Doctors: southern Taiwan’s rate of bladder cancer 3 times higher than rest of country

Tainted groundwater, dirty air, unsafe herbs create higher risk for bladder cancer in southern Taiwan

Taiwan News
Date: 2018/05/28
By: Renée Salmonsen, Taiwan News, Staff Writer

TAIPEI (Taiwan News) — Over three times as many cases of bladder cancer are diagnosed every year in southern Taiwan than the rest of the island, and doctors speculate the trend can be explained by three dangerous factors: herbs, water, and air.

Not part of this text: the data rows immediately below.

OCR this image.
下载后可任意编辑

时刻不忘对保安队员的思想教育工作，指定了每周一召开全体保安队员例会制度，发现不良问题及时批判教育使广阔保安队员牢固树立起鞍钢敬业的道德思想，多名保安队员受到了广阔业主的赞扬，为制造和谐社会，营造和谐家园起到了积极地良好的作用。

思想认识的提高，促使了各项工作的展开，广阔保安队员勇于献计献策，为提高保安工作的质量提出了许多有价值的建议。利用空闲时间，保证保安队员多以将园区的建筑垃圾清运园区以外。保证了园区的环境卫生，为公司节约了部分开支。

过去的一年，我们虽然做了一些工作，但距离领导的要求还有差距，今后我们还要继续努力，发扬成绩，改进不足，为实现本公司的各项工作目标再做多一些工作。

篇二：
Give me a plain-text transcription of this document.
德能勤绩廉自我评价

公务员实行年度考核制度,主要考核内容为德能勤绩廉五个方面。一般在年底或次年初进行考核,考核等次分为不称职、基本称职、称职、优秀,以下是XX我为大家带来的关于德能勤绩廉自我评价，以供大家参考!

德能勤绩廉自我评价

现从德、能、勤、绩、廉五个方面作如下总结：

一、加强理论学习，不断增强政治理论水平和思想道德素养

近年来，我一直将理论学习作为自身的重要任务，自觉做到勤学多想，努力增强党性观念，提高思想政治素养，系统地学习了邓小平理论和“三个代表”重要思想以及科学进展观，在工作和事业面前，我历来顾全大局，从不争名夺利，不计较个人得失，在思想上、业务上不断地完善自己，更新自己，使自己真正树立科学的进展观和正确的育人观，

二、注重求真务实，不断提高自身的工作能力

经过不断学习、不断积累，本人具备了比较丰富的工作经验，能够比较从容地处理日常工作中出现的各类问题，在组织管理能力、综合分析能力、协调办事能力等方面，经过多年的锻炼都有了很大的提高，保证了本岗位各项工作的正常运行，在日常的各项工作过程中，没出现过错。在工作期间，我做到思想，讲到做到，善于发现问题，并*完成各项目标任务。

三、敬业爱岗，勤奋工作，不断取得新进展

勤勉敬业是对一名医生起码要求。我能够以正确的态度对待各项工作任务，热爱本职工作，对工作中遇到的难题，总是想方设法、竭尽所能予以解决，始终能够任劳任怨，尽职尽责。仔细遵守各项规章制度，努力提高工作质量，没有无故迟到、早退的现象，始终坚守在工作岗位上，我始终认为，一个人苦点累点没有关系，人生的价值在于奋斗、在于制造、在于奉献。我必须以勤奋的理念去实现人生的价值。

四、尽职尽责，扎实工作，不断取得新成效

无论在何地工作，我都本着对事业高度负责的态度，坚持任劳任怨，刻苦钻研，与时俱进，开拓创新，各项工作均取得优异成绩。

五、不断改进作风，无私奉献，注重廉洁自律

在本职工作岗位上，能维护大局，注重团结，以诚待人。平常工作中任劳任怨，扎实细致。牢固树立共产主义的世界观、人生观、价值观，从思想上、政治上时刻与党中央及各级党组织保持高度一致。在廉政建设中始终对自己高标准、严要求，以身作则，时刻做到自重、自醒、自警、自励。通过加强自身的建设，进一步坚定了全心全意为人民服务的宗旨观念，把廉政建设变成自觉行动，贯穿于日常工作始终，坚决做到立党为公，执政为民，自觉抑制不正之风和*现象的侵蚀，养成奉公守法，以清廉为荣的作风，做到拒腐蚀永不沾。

Doctors suggest that people in southern Taiwan; over-ingest aristolochic acid, an acid found in Chinese medicine; deal with higher levels of arsenic found in ground water; and suffer from more air pollution, at much higher levels than other regions in Taiwan, according to CNA.

Data from the Ministry of Health and Welfare states that on average 3,709 cases of urinary-related cancers are diagnosed a year in Taiwan, including kidney cancer, ureteral cancer, urothelial cancer, and bladder cancer. Bladder cancer accounts for 60 percent of those cases and is predominately found in men.

On average in the remainder of Taiwan, 6.9 people out of 10,000 will be diagnosed with urinary cancer but in southern Taiwan the odds increase to 27.3 people out of 10,000.